Treating gum disease 'may reduce risk of atrial fibrillation'

Treating gum disease after heart surgery for atrial fibrillation (AFib) may help prevent the condition from returning, a new report says.

Published on Journal of the American Heart AssociationOne study found that cleaning teeth can improve the prognosis of AFib.

The study was conducted between April 1, 2020, and July 31, 2022, and 92 participants received radiofrequency catheter ablation as well as treatment for gum inflammation.

The other 191 participants also underwent ablation procedures but did not receive treatment for gum inflammation.

Each patient was followed up at 1, 3, 6, 9, and 12 months after the ablation procedure, and then every six months.

Recurrence rate

Findings include:

  • A quarter (24%) of participants experienced a recurrence of AFib
  • Those who had severe gum inflammation but received treatment were 61% less likely to develop AFib again compared with those who had severe gum inflammation but received no treatment
  • People who experience a recurrence of AFib are more likely to have more severe gum disease
  • Having gum disease, being female, experiencing arrhythmias for more than two years, and left atrial volume were predictors of AFib recurrence.

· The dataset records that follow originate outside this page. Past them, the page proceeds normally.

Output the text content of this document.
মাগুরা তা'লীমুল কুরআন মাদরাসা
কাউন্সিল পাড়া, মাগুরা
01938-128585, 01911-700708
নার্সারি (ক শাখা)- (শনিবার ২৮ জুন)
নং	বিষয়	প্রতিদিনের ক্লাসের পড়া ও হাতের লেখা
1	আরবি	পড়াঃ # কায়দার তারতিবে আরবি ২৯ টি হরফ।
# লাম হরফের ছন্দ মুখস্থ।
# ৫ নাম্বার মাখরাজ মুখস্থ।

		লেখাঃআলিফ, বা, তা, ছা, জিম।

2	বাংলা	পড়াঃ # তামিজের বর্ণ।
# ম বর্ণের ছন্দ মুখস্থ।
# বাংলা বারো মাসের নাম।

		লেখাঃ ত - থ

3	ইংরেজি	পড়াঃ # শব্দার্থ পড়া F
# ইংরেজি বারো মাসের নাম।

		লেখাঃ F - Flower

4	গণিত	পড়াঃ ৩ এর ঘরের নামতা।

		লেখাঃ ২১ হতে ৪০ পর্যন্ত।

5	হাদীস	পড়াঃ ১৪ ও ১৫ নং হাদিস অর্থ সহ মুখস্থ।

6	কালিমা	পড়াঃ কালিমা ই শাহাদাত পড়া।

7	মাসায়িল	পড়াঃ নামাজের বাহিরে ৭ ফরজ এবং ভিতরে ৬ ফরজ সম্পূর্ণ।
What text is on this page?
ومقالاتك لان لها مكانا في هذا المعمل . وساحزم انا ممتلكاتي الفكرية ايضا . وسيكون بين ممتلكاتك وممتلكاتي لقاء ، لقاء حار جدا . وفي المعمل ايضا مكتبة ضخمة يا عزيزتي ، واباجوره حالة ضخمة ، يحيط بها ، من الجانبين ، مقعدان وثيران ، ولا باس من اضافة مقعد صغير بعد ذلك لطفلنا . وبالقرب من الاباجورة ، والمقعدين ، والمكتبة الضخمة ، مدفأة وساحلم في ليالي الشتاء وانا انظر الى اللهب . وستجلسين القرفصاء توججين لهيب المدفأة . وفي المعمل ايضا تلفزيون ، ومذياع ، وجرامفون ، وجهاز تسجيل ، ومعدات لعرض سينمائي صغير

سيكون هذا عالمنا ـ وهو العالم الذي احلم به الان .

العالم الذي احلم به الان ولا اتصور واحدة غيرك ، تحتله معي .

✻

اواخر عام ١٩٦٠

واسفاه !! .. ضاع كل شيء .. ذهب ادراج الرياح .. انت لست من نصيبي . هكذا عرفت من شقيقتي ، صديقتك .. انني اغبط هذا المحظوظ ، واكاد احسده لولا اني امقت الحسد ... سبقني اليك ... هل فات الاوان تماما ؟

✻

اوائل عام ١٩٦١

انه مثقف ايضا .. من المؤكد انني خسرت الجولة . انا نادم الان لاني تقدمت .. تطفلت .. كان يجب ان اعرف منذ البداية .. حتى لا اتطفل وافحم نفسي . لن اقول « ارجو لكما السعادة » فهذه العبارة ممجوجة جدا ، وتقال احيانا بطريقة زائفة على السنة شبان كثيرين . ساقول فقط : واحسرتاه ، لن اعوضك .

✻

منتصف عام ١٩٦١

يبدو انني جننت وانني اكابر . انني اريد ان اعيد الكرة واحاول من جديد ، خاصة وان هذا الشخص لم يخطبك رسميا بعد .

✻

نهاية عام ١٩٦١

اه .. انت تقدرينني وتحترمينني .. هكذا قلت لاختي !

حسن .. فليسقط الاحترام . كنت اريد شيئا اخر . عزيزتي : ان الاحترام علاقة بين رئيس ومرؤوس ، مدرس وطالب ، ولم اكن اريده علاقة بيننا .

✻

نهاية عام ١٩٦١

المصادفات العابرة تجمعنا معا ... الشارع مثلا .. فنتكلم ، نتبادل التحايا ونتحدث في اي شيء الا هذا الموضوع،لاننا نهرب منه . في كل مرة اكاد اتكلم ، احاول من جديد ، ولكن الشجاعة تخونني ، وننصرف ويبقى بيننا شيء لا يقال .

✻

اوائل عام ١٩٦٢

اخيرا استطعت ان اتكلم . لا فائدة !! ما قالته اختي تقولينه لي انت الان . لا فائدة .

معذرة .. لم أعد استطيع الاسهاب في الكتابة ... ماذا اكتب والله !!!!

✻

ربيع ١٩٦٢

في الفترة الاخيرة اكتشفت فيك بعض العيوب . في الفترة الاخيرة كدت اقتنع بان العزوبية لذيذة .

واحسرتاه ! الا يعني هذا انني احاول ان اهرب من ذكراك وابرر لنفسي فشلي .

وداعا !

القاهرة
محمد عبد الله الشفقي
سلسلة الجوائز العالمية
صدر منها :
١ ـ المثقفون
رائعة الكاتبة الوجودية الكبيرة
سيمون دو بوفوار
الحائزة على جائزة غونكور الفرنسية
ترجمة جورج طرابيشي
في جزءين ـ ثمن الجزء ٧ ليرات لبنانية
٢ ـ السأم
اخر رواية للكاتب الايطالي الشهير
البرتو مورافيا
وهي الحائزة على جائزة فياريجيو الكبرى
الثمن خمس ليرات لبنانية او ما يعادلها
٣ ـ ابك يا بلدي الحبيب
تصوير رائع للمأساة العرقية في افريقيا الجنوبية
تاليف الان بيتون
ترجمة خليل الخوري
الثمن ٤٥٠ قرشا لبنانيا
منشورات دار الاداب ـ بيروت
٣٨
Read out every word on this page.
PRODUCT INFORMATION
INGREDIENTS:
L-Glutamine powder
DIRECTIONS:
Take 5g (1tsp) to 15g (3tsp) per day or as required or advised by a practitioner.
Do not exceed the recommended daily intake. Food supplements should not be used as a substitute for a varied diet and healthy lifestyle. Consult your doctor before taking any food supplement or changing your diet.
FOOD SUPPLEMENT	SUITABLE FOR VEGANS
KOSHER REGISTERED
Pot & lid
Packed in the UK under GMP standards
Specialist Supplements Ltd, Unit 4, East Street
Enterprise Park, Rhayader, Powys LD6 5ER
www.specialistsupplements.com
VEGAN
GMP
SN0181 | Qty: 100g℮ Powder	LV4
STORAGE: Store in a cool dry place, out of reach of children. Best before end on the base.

“Gum disease can be improved through dental intervention,” said the study's lead author Shunsuke Miyauchi, an assistant professor at Hiroshima University Health Services Center in Japan.

“Proper management of gum disease appears to improve the prognosis of AFib, and many people around the world could benefit from this.”

He added: “While the main findings were consistent with their expectations, we were surprised by how useful a quantitative index of gum disease, called periodontal inflamed surface area, or PISA, might be in cardiovascular clinical practice.”

risk factors

New research also examines the link between vaping and heart failure – a condition that affects one in five vapers.

Researchers at Medstar Health in Baltimore analyzed data from 175,667 adult participants in the United States over four years. Of these e-cigarette users, 3,242 developed heart failure during the study period. For people who had never vaped, the rate was 19% higher than expected.

Various socioeconomic and demographic factors were considered in determining the study findings. For example, other heart disease risk factors and substance use such as alcohol and tobacco.

The researchers found no evidence that age, gender or smoking status affected the relationship between e-cigarettes and heart failure.